Airway Health Has Become A Popular Conversation In Orthodontics And Sleep Medicine. But Popularity Does Not Equal Precision.
“After a health crisis forced me to take my own sleep apnea seriously, I became less interested in opinion and more interested in proof.
If expansion truly improved breathing, it should show up in objective data. If it did not, we needed to know that too.
For years, I listened to colleagues talk about airway treatment. I saw enthusiasm. I saw theories. I saw case reports. What I did not see was consistent measurement.
So we began measuring every case.
Over time, six structural metrics consistently predicted meaningful physiologic change. These are the six we still use today.”
—Dr. Bret Christensen
Since 2013, we have systematically tracked airway data across hundreds of patients. Of those, more than 340 cases meet strict criteria for clean, analyzable data sets with consistent measurement timing and standardized protocols.
Key findings include:
This is not anecdotal improvement. It is structural change measured over time.
What it is:
The narrowest point of airflow in the nasal passage.
Why it matters:
Airflow resistance is greatest at the narrowest point. Even a one-millimeter increase can significantly reduce resistance and improve nasal breathing.
How we measure it:
Acoustic rhinometry: a non-radiographic tool that uses sound reflection to calculate cross-sectional dimensions.
What our data shows:
In over 340 clean, analyzable cases, pediatric expansion produced average increases of 42–46% in minimum airway size. In our top 100 cases, some nearly doubled.
What it is:
The total cubic centimeters of airspace within the nasal cavity.
Why it matters:
Volume correlates with oxygen stability, airflow efficiency, and sleep quality.
How we measure it:
Rhinometry for volumetric data, confirmed with CBCT imaging.
What our data shows:
Adults undergoing skeletal expansion commonly gain 3–8 cubic centimeters of additional nasal volume. In some cases, increases exceed 10 cubic centimeters.
To put that in perspective, one cubic centimeter is roughly the size of a dice. We often see multiple dice worth of new space created inside the nose.
What it is:
The skeletal width of the base of the nasal cavity.
Why it matters:
The roof of the mouth forms the floor of the nose. When the palate widens, the nasal cavity widens with it.

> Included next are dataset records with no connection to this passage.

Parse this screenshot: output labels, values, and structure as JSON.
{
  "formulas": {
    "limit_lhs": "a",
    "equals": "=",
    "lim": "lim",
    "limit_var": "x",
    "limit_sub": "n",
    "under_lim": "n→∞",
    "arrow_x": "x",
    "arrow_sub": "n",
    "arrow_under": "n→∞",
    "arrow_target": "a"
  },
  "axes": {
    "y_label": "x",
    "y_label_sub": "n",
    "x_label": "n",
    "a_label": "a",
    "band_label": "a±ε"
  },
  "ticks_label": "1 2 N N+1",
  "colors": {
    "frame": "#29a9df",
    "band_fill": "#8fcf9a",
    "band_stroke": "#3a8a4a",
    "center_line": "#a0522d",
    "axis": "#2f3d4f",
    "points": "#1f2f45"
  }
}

This is structural change not dental tipping.
How we measure it:
CBCT linear measurements taken at standardized anatomical landmarks.
What our data shows:
True skeletal expansion often produces 4–6 millimeters of nasal floor widening, significantly altering airflow capacity.
What it is:
The transverse width of the upper jaw (maxilla).
Why it matters:
Palatal width determines space for both teeth and tongue. A narrow palate limits tongue position and compromises airway stability.
How we measure it:
Digital calipers, CBCT measurements, and intermolar width tracking.
What our data shows:
Dental expansion that relies solely on the teeth is insufficient. Real, long-term improvements in the airway and sleep are better predicted by achieving true skeletal widening.
What it is:
The spatial relationship of the lower jaw to the upper jaw and airway.
Why it matters:
A retruded mandible pushes the tongue backward into the airway. The mandible is often the “victim” of a narrow maxilla.
How we measure it:
Cephalometric analysis and CBCT sagittal measurements. Lateral Cephalometric Analysis determines anterior posterior jaw growth vector of the maxilla and mandible. Dental compensations such as tooth tipping and flaring of anterior teeth. Frontal Cephalometric Analysis helps to determine posterior tooth inclinations and compensations along with facial imbalance and asymmetrics.
What our data shows:
When the maxilla is expanded properly, the mandible often repositions forward naturally, improving oral airway space without forcing it.
What it is:
The volumetric and positional space available for the tongue to rest against the palate.
Why it matters:
The tongue is the instrument of facial growth and airway stability. If it cannot rest fully on the palate, nasal breathing remains compromised.
How we measure it:
CBCT airway segmentation combined with clinical functional assessment and myofunctional evaluation.
What our data shows:
Structural expansion must be paired with functional adaptation. Mobility without space fails. Space without function relapses.
A child who sleeps quietly through the night. An adult who no longer wakes up exhausted.
A family that can stop worrying.
The data matters because it confirms what patients feel.
When nasal space increases, airflow improves.
When airflow improves, oxygen stabilizes.
When oxygen stabilizes, sleep changes.
Over 340 measured cases have shown us that structural change produces physiologic change.
That pattern is not accidental. It is repeatable.